Tradition familiale oblige, Moorli est, lui aussi, tombé dans la soupe hippique tout petit et bien qu’il fut un avoué émérite qui défendait aussi les causes justes des plus démunis, c’est dans les courses de chevaux qu’il s’est fait son prénom. Après avoir côtoyé le grand Demdyke chez Gunness Gujadhur, Il a eu sous

son entraînement à l’écurie Ram Ruhee, dont il est un des fondateurs, des chevaux qui ont marqué les courses mauriciennes dans les années 60/70 : Compendium vainqueur de la Duchesse et du Barbé en 1966 et Mystic Snow avec qui, il remporta la Coupe d’Or en 1967, sans oublier, l’alezan qui remontait très fort à l’extérieur en faisant trembler ses partisans jusqu’à la dernière foulée, le valeureux Chickadee. Il fut aussi un propriétaire qui porta chance à son frère Rameshwar dont il fut le premier à l’accompagner sur la piste pour accueillir le premier vainqueurde l’établissement, Fulham Braodway, qui a été le début d’une longue série de victoires, dont celle d’un certain White River, l’auteur de cinq victoires classiques dont les quatres dans la même année. Il fut aussi l’un des propriétaires de Hard Day’s Night lorsque celui-ci s’imposa à la surprise générale dans la Coupe d’Or 2018.

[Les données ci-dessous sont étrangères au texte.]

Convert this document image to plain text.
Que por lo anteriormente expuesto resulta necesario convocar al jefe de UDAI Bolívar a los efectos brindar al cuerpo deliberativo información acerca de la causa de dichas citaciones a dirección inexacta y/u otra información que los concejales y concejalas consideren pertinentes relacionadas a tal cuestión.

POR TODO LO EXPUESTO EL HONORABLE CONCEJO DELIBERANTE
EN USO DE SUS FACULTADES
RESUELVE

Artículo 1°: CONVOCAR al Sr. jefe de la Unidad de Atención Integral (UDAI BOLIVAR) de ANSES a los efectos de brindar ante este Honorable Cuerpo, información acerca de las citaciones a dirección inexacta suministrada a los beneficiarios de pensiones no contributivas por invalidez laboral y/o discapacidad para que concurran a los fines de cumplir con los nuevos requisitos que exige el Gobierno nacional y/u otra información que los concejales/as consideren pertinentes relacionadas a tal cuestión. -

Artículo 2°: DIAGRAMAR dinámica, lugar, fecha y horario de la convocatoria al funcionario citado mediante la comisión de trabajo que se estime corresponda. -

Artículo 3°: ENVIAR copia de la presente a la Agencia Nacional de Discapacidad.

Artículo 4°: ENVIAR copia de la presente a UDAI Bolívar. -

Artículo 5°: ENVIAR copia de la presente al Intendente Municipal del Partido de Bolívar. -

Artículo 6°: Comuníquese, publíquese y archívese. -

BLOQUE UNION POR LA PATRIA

Moorli, cet éternel insatisfait, dans le bon sens du terme, car il avait une exigence de progrès dans la justice. Il était un moustachu borné sur sa vision des choses qui ne se contentait jamais de demi-mesure et avait pour leitmotiv d’imposer sans imposer ses idées…toujours avec une élégance des grands messieurs d’autrefois affublé de son costume trois pièces. A sa manière peu discrète, à cause de son franc-parler légendaire, il posait ses arguments avec une fermeté qu’il avait l’art de rendre malléable avec son brin d’humour très caractéristique que l’on peut qualifier de… Moorlesque. Il maniait tour à tour, la langue de Shakespeare et celle de Molière qu’il articulait avec l’élégance des rois et parsemait sa vision par des anecdotes qu’il puisait de sa mémoire d’éléphant. Il était un empêcheur de tourner en rond au point où il était redouté dans ces messes annuelles de la rue Eugène Laurent où se retrouvaient jadis le gotha de l’hippisme mauricien pour discuter passé immédiat et avenir à long terme. La droiture et le respect étaient parmi les

qualités premières de cette véritable encyclopédie des courses. Aujourd’hui y trônent malheureusement des momies et leurs scélérates proxy. Où sont donc passées ces gentlemen aux belles envolées lyriques, ces chocs des idées débattues avec la passion des convaincus et qui contrastent avec les petites combines à la semaine sans envergure d’aujourd’hui pour un avenir devenu continuellement incertain et sombre ?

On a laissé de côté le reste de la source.